2) A slightly unrelated question. If I were to do something horrendous like "delete other" in the constructor (bear with me),
what happens when someone passes me a pointer to something on the stack ?
E.g. Derived<int> x(2);
Derived<int> y(x);
where
Derived(Derived<T>*& other) { delete other;}
How can I make sure that pointer is legitimately pointing to something on the heap?
Base<T> is a base type of Derived<T>, but Base<T>* is not a base type of Derived<T>*. You can pass a derived pointer in place of a base pointer, but you can't pass a derived pointer reference in place of a base pointer reference.
The reason is that, suppose you could, and suppose the constructor of Base were to write some value into the reference:
Base(Base<T> * &other) {
Base<T> *thing = new Base<T>(12);
other = thing;
}
You've just written a pointer to something which is not a Derived<T>, into a pointer to Derived<T>. The compiler can't let this happen.
You cannot convert a reference to a pointer to Derived to a reference to a pointer to Base. (Templates don't contribute to the issue here, so removed from my example below.)
If you want to defer responsibility for a pointer, use a smart pointer type. Smart pointer types can represent the "responsibility to delete" that raw pointers cannot.

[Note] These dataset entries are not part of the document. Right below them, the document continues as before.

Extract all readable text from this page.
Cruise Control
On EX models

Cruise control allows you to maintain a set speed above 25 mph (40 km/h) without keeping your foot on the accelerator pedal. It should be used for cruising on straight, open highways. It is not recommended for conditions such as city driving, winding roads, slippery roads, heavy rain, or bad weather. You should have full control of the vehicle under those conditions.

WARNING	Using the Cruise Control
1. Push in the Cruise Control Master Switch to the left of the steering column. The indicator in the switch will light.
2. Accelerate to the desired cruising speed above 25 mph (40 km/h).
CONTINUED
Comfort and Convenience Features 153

Examples include std::auto_ptr and boost::shared_ptr, among many others.
Why you cannot upcast pointer references:
struct Base {};
struct Derived : Base {};
struct Subclass : Base {};
int main() {
Derived d;
Derived* p = &d;
Derived*& d_ptr = p;
Base*& b_ptr = d_ptr; // this is not allowed, but let's say it is
Base b;
b_ptr = &b; // oops! d_ptr no longer points to a Derived!
Subclass s;
b_ptr = &s; // oops! d_ptr no longer points to a Derived!
}
When you pass your 'other' parameter to the Base ctor, you're trying to do the same thing as b_ptr = d_ptr above.
You make sure that pointer points to something on the heap by writing that in your documentation and relying on the caller to abide by that. If whoever calls your constructor passes a stack pointer, all bets are off, and it's not your fault - you can try to catch the problem early, but no guarantees.
That's how the standard library works - often it'll catch obvious errors, but it's not required to, and it's up to the caller to make sure they're not doing anything stupid.
Your x variable is not a pointer, it should be if you want to assign a new Derived<int> to it.
As for deleting things on the stack, don't do it. There is no way to tell whether you have been passed the address of something on the stack or on the heap (indeed, the C++ standard doesn't even acknowledge the existence of a stack). The lesson here is that you shouldn't be deleting things that you don't own, especially if you have no way of telling where they came from.
Not sure why do you want reference to the pointer. Why not
Base(Base<T> * other) { }
and
Derived(Derived<T>* other): Base<T>(other) {}
That should work.
And, like other answered, I don't think you can legitimately know whether the pointer is pointing into heap.
Edit: why can't one do what you're trying to: consider example:
Derived1<int> *x = new Derived1<int>
Base<int> **xx =&x;
Derived2<int> y;
*xx = &y;
Where Derived1 and Derived2 are different classes derived from Base? Would you think it's legitimate? Now that x of type Derived1* points to Derived2?